Isso aqui SIM é um GOLPE DE ESTADO pic.twitter.com/0eAot4mvXU
— Gustavo Gayer (@GayerGus) December 3, 2025
Entenda a decisão de Gilmar Mendes
A liminar de Gilmar Mendes, expedida nesta quarta-feira, 3, atingiu pontos centrais da lei do impeachment de 1950 e redefiniu, de forma provisória, o caminho para a responsabilização de ministros do STF. Entre as mudanças, estão:
1. Fim da legitimidade de “qualquer cidadão”
Gilmar suspendeu o artigo da Lei 1.079/1950 que permitia a qualquer cidadão apresentar pedido de impeachment contra ministros do STF ao Senado. Com a liminar, essa legitimidade passa a ser exclusiva da PGR, que se torna a única instituição apta a protocolar a denúncia.
2. Aumento do quórum para abertura do processo
A decisão também estabeleceu que o Senado Federal só poderá aprovar a abertura do processo de impeachment se houver o apoio de dois terços dos senadores, ou seja, 54 votos.
Na prática, isso elimina a possibilidade de maioria simples, que era a interpretação aplicada com base no texto legal anterior.

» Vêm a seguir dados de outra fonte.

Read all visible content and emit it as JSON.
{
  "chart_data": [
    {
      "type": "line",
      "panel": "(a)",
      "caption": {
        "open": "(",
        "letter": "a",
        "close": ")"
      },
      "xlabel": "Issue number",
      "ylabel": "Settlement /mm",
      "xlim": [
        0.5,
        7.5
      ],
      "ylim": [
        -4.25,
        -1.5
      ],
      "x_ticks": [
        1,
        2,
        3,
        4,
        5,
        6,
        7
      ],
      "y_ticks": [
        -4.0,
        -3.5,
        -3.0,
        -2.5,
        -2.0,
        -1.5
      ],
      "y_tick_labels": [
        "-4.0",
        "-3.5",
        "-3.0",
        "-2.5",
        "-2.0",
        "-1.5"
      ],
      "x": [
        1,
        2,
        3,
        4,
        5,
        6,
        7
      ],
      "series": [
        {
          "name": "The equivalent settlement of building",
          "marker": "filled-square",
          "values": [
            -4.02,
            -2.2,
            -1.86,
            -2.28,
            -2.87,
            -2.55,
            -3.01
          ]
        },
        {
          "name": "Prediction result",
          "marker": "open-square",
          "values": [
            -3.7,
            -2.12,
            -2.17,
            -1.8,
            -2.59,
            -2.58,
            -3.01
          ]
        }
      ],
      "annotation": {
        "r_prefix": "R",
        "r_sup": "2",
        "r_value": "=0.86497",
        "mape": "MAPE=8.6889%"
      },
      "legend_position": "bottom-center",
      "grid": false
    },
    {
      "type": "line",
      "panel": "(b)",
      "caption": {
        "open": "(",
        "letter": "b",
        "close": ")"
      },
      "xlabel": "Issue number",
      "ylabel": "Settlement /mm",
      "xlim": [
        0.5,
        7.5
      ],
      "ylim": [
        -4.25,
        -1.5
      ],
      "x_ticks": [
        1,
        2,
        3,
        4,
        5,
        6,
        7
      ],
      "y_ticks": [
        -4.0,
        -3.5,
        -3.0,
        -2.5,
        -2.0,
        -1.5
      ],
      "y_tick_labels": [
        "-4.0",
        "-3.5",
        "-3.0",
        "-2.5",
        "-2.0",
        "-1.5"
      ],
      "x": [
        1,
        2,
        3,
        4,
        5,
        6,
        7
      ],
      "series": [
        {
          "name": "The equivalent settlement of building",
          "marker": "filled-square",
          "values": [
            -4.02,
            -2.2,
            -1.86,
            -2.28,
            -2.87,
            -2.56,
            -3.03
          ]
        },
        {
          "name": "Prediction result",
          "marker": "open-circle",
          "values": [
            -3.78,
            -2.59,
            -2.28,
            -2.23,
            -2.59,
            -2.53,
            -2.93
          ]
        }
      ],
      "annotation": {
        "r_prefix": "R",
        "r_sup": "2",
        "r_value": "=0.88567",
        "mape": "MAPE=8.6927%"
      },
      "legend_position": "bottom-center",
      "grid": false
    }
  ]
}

3. Vedação ao uso de decisões judiciais como fundamento de denúncia
Outro ponto da liminar impede que decisões judiciais de ministros do STF — como votos, despachos ou sentenças — sejam usadas como fundamento direto em denúncias de crime de responsabilidade. Ou seja, divergências quanto ao conteúdo de decisões judiciais não poderão, por si só, servir de base para pedidos de impeachment.
4. Julgamento virtual marcado
O tema ainda será apreciado pelo Plenário do STF, em julgamento virtual marcado para ocorrer entre os dias 12 e 19 de dezembro. Nesse período, os demais ministros irão decidir se confirmam ou derrubam os efeitos da liminar de Gilmar Mendes.
Até lá, porém, a decisão continua valendo, o que reforça a percepção da oposição de que, na prática, houve um movimento para restringir o controle político sobre ministros do Supremo e “reescrever” aspectos sensíveis da ordem constitucional, como vêm afirmando parlamentares críticos à medida.